A strong upsurge in the US Treasury bond yields helped the US Dollar to stage a solid rebound on Thursday and prompted some aggressive selling around the major. The pair retreated sharply, losing over 90-pips from two-week tops, and failed to gain any respite from disappointing US macro releases – durable goods orders, trade balance data and initial weekly jobless claims.  

The USD recovery move paused during the Asian session, amid a consolidative price action surrounding the US bond yields, and was seen as one of the key factors extending some support to the major on the last trading day of the week.  

This coupled with a mildly positive tone around copper prices, which tend to underpin demand for commodity-linked currencies, and better-than-expected Aussie producer price index (PPI) provided a minor boost to the Australian Dollar.  

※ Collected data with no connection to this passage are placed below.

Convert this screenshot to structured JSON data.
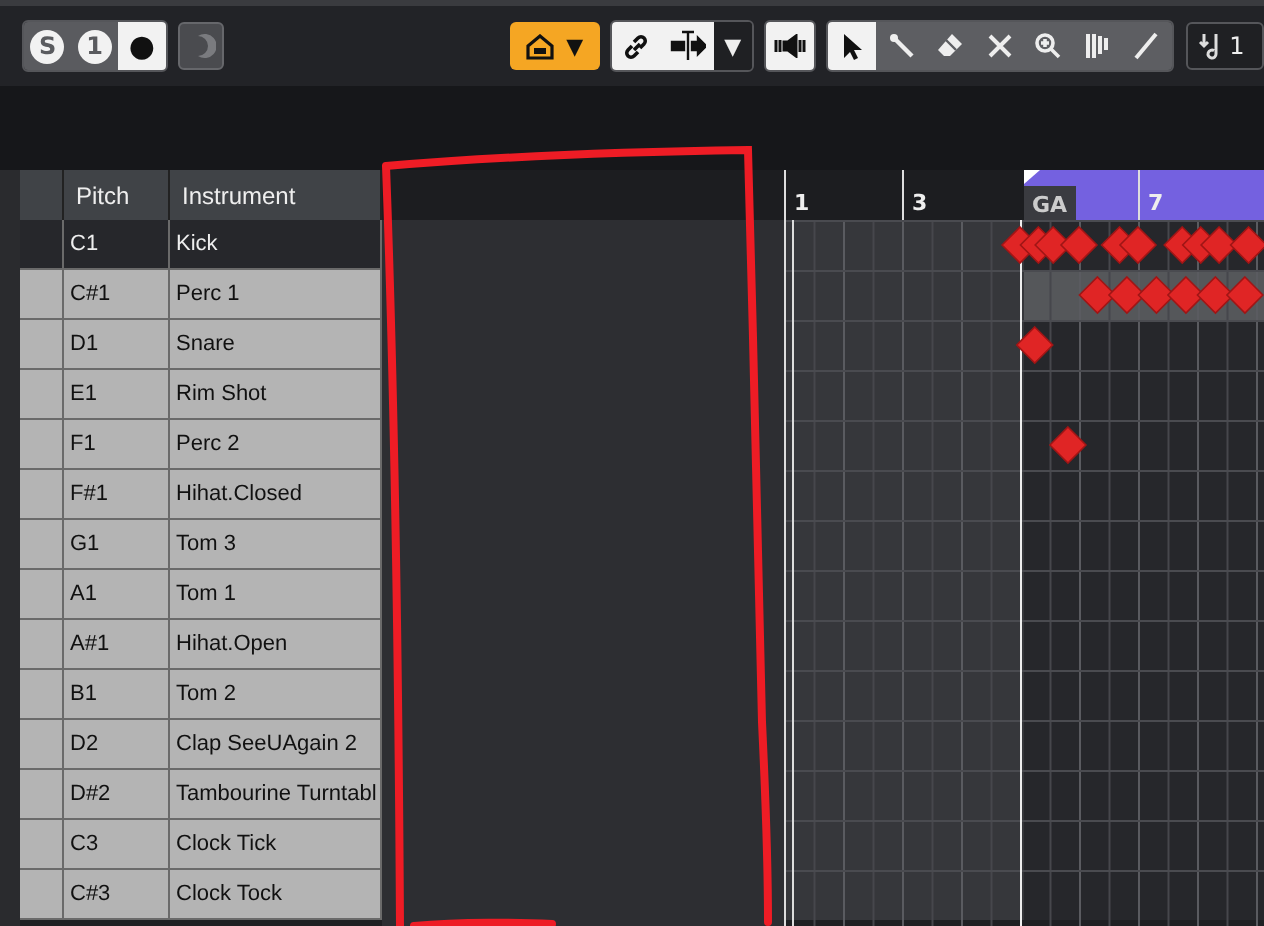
{
  "toolbar": {
    "mode_buttons": [
      {
        "label": "S",
        "selected": false
      },
      {
        "label": "1",
        "selected": false
      },
      {
        "label": "●",
        "selected": true
      }
    ],
    "feedback_button": {
      "disabled": true
    },
    "snap_caret": "▼",
    "split_caret": "▼",
    "tools": [
      {
        "kind": "arrow",
        "selected": true
      },
      {
        "kind": "line",
        "selected": false
      },
      {
        "kind": "eraser",
        "selected": false
      },
      {
        "kind": "mute",
        "selected": false
      },
      {
        "kind": "zoom",
        "selected": false
      },
      {
        "kind": "bars",
        "selected": false
      },
      {
        "kind": "draw",
        "selected": false
      }
    ],
    "quantize": {
      "value": "1"
    }
  },
  "drum_map": {
    "columns": [
      "Pitch",
      "Instrument"
    ],
    "rows": [
      {
        "pitch": "C1",
        "instrument": "Kick",
        "selected": true,
        "lane_highlight": false
      },
      {
        "pitch": "C#1",
        "instrument": "Perc 1",
        "selected": false,
        "lane_highlight": true
      },
      {
        "pitch": "D1",
        "instrument": "Snare",
        "selected": false,
        "lane_highlight": false
      },
      {
        "pitch": "E1",
        "instrument": "Rim Shot",
        "selected": false,
        "lane_highlight": false
      },
      {
        "pitch": "F1",
        "instrument": "Perc 2",
        "selected": false,
        "lane_highlight": false
      },
      {
        "pitch": "F#1",
        "instrument": "Hihat.Closed",
        "selected": false,
        "lane_highlight": false
      },
      {
        "pitch": "G1",
        "instrument": "Tom 3",
        "selected": false,
        "lane_highlight": false
      },
      {
        "pitch": "A1",
        "instrument": "Tom 1",
        "selected": false,
        "lane_highlight": false
      },
      {
        "pitch": "A#1",
        "instrument": "Hihat.Open",
        "selected": false,
        "lane_highlight": false
      },
      {
        "pitch": "B1",
        "instrument": "Tom 2",
        "selected": false,
        "lane_highlight": false
      },
      {
        "pitch": "D2",
        "instrument": "Clap SeeUAgain 2",
        "selected": false,
        "lane_highlight": false
      },
      {
        "pitch": "D#2",
        "instrument": "Tambourine Turntabl",
        "selected": false,
        "lane_highlight": false
      },
      {
        "pitch": "C3",
        "instrument": "Clock Tick",
        "selected": false,
        "lane_highlight": false
      },
      {
        "pitch": "C#3",
        "instrument": "Clock Tock",
        "selected": false,
        "lane_highlight": false
      }
    ]
  },
  "ruler": {
    "bars": [
      {
        "label": "1"
      },
      {
        "label": "3"
      },
      {
        "label": "7"
      }
    ],
    "marker": {
      "label": "GA"
    }
  },
  "annotation": {
    "kind": "outline"
  }
}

The uptick, however, lacked conviction and the pair remained capped below the 0.7400 handle as traders seemed reluctant to place any aggressive bets ahead of the advance US Q2 GDP growth figures, anticipated to show that the US economy expanded by 4.1% in the three months to June.

Technical levels to watch

Momentum back above the 0.7400 handle seems to confront immediate resistance near 0.7420 horizontal level, above which the pair is likely to head back towards challenging the 0.7460-65 supply zone.  

On the flip side, 0.7360 area might protect the immediate downside, which if broken might turn the pair vulnerable to head back towards testing YTD lows, around the 0.7310 region.